My parents split up when I was 7. I'm now in my mid 40s. My father has had the life of riley, there was no CSA when we were younger. He stopped paying maintenance to my mum (whom I and my DS - 3 years younger than me - lived with) when I was 12 saying he had had a mental breakdown and he and my now stepmum were buying a barn and doing it up. They actually bought two barns and sold one as a house to a fund manager in the city (they live out in Suffolk an hour away from where we lived with my mum). My stepfather - as my mum remarried - paid half his salary to his ex and their two DC.
Now as I'm older - and even though I've got a relationship of sorts with my father and my stepmother - I am full aware of the sacrifices my mum had to make (she was about to retrain as an interior designer when my dad decided to stop paying maintenance). My dad now owns two properties and yes my mum is resentful still (as my step father died a few years back - he was quite young) but my mum got the best deael. She is much happier than my father - even though she materially has a lot less than him (she lost her home in 1990s recession). I don't know if this will help you, but I'm saying your children will know which parent cared the most for them. It's normal to feel resentful; I work full time (have two DC - 8 and 3) and my SIL is a stay at home mum with two younger DC. I get jealous as I have to be up at 5.30am every morning. But - I have financial independence and a career and a sense of self worth (the way I see it - being resentful is a form of self awareness albeit it not necessarily positive) which I know when my children are older - they will appreciate.
I say - well done you!

Hadenoughtoday01 Fri 28-Apr-17 10:44:00

that was a bit rushed. I am married - but my DH is retraining as a teacher - I'm trying to present the DC view of what you are going through! x

thisparentingstuffishard Fri 28-Apr-17 17:07:28

I don't think it ever goes away, I think you just learn to suck it up and try not to let it get to you. It's not fair I know - I'm 4.5 years in now (very similar circumstances) and it still winds me up when I let it.

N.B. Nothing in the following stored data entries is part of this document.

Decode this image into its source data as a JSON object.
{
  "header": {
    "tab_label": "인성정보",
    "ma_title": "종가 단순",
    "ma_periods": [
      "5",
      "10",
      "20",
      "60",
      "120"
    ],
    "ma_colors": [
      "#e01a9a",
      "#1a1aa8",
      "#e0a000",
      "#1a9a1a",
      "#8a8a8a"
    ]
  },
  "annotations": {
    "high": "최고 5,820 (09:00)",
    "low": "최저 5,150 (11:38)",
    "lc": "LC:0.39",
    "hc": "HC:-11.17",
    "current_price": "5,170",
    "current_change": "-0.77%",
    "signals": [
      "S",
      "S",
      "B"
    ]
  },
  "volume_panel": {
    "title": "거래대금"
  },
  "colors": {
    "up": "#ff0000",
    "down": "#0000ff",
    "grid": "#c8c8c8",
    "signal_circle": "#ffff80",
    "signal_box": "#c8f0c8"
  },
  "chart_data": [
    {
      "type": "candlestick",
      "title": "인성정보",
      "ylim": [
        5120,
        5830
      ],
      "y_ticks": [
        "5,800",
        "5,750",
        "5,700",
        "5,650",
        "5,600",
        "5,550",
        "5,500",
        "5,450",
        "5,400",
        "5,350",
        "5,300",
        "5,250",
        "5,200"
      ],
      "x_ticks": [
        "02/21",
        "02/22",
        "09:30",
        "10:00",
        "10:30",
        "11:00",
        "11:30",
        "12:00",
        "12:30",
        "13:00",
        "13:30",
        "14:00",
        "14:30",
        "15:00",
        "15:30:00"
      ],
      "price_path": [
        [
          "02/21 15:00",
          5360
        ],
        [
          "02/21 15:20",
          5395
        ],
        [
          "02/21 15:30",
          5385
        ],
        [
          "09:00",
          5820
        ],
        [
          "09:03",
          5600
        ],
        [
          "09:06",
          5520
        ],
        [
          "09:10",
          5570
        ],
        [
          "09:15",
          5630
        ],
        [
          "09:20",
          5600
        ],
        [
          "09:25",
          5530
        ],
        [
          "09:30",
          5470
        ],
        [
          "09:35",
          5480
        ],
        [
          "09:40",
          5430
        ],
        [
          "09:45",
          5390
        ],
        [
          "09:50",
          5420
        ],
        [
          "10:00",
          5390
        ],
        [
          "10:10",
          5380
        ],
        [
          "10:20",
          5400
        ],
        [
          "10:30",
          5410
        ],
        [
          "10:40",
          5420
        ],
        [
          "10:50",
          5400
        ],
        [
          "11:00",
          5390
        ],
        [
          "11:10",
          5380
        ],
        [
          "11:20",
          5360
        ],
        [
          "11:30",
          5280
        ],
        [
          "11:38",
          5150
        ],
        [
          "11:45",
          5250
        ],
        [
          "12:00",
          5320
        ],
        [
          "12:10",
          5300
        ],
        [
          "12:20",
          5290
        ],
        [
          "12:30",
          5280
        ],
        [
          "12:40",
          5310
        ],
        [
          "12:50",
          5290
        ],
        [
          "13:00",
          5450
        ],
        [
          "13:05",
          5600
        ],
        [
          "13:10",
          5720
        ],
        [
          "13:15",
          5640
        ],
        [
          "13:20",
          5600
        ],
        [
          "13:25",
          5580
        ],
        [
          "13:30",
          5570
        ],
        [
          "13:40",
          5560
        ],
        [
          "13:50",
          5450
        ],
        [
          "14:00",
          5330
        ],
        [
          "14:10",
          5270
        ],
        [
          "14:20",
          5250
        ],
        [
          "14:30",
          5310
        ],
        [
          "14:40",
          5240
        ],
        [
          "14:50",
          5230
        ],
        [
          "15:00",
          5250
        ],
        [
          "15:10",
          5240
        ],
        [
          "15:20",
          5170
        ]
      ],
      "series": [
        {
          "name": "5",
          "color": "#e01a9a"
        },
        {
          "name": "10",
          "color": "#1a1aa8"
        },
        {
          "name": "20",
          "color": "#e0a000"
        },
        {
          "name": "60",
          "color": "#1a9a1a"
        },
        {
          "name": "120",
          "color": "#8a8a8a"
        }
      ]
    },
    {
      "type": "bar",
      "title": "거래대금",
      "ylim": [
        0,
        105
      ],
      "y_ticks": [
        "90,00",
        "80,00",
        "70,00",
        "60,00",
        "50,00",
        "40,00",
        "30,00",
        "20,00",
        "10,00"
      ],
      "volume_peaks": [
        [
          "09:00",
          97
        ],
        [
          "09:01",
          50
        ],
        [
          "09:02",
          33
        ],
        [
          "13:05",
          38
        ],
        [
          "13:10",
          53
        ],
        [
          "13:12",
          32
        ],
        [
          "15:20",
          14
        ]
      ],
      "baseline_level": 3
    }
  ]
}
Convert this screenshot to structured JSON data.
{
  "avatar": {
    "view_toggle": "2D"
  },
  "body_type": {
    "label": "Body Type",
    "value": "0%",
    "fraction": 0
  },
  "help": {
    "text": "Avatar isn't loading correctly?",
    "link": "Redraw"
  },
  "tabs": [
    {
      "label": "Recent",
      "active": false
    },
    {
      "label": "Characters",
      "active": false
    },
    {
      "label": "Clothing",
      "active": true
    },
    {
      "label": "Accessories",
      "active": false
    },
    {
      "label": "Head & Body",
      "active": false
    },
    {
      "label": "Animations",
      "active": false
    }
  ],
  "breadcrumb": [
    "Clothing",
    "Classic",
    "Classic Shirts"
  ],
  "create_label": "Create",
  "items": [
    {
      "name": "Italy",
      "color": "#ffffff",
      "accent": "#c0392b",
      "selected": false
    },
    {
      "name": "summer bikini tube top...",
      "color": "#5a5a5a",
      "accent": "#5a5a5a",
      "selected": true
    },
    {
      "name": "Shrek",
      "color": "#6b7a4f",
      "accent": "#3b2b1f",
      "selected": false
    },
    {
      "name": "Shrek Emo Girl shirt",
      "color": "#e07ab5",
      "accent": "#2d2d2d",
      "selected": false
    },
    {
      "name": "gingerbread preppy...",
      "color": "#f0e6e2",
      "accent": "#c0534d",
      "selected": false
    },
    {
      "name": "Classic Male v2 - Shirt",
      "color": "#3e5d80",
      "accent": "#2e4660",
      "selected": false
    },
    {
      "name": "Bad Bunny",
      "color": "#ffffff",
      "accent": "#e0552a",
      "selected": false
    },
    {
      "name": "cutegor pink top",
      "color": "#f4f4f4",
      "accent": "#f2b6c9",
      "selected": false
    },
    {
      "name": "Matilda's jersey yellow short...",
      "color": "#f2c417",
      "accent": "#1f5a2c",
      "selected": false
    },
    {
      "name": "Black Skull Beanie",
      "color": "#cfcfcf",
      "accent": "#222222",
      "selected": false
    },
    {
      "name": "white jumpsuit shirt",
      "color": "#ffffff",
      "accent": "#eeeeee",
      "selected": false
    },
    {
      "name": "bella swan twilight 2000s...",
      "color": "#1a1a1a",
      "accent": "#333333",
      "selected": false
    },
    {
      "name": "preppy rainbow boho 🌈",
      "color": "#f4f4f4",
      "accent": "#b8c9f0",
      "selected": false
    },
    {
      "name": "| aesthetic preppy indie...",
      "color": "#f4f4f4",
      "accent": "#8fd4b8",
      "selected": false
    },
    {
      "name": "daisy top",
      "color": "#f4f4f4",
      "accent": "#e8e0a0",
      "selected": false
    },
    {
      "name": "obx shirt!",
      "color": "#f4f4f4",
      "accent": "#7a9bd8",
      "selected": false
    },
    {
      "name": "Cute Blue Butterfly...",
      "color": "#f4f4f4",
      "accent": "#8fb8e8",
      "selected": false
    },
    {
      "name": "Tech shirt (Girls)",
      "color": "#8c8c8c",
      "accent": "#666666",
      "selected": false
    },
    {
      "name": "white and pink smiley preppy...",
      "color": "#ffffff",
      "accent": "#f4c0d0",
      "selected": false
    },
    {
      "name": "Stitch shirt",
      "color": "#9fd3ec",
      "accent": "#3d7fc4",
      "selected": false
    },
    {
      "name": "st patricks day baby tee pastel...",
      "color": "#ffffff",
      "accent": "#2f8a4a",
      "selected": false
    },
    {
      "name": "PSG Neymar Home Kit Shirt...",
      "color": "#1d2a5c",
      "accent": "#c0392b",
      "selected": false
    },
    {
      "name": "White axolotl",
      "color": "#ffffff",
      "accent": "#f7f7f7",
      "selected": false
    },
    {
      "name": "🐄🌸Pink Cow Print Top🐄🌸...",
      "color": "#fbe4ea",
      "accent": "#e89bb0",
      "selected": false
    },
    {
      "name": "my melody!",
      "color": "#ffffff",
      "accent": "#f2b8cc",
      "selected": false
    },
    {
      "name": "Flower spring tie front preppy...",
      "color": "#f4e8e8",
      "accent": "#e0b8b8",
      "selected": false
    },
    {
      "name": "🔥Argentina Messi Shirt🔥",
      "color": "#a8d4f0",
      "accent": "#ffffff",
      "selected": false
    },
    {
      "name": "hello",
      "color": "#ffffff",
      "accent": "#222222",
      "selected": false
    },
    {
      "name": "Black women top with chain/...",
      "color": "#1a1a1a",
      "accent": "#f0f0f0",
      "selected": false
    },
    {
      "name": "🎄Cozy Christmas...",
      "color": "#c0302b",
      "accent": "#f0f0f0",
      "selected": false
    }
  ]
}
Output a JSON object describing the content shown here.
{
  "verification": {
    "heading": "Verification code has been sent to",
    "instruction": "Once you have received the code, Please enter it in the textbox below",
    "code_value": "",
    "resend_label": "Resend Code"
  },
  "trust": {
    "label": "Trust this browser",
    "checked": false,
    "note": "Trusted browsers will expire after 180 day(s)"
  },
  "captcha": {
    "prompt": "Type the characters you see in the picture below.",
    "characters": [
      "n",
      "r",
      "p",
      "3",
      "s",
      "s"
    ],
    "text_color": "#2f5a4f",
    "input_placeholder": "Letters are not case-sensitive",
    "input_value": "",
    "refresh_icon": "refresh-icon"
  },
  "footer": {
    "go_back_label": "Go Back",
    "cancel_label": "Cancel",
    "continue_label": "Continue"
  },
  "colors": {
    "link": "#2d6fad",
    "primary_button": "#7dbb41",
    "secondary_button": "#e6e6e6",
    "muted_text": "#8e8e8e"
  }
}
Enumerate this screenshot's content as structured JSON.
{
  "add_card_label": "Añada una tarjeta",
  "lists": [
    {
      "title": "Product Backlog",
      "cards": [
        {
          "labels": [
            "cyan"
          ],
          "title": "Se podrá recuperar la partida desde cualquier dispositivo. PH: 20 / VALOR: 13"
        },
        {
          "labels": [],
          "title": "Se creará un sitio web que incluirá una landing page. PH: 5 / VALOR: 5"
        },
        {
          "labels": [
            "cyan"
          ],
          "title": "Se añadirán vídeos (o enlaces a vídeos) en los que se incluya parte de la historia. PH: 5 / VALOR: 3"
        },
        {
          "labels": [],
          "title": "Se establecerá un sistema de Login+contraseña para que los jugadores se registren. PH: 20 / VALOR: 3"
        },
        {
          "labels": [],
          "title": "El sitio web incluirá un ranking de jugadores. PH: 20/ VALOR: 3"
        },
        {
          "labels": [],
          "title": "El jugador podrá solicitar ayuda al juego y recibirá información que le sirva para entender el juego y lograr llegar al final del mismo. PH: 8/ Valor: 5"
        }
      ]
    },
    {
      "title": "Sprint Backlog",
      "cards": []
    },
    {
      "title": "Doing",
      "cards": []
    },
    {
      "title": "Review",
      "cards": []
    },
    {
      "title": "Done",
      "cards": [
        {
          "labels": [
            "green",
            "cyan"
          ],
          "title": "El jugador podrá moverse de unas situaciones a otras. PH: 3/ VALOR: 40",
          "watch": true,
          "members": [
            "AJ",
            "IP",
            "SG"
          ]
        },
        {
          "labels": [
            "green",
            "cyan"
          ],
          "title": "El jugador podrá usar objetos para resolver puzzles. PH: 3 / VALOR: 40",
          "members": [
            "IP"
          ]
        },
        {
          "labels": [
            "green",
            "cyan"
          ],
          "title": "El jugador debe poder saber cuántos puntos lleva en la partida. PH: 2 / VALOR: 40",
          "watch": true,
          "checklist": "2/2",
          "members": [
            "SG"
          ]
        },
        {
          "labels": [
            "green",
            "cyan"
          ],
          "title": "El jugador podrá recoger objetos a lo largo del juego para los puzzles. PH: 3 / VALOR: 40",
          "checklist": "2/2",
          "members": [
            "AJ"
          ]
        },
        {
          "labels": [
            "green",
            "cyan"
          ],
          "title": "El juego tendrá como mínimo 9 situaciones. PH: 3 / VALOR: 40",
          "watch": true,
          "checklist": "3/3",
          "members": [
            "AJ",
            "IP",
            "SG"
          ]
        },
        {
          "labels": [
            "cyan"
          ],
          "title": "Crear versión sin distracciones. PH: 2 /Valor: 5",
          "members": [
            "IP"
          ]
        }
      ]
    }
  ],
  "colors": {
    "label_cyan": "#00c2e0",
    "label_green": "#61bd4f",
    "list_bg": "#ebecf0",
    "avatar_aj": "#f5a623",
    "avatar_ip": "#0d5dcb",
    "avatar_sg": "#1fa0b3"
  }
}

You've done an amazing job in giving your kids and yourself stability so hats off to you OP. Maybe now the adrenaline of getting everything sorted has worn off and you can breathe a bit more you've realised this is the long term reality for you.

My children see their dad fairly frequently but my eldest has a strained relationship with him; all the really key childhood moments are with me - mine hasn't done a birthday or a Christmas (his choice) so I just hope if I keep on going it'll keep getting a bit easier.

You're setting your children a really good example in putting them first - I'm sure they'll understand and appreciate this as they get older.

category12 Fri 28-Apr-17 17:28:11

I think just don't think about it much and disengage, try knowing as little about his life as possible. You will have the stronger relationship with your dc and that's worth more than fancy-schmancy holidays.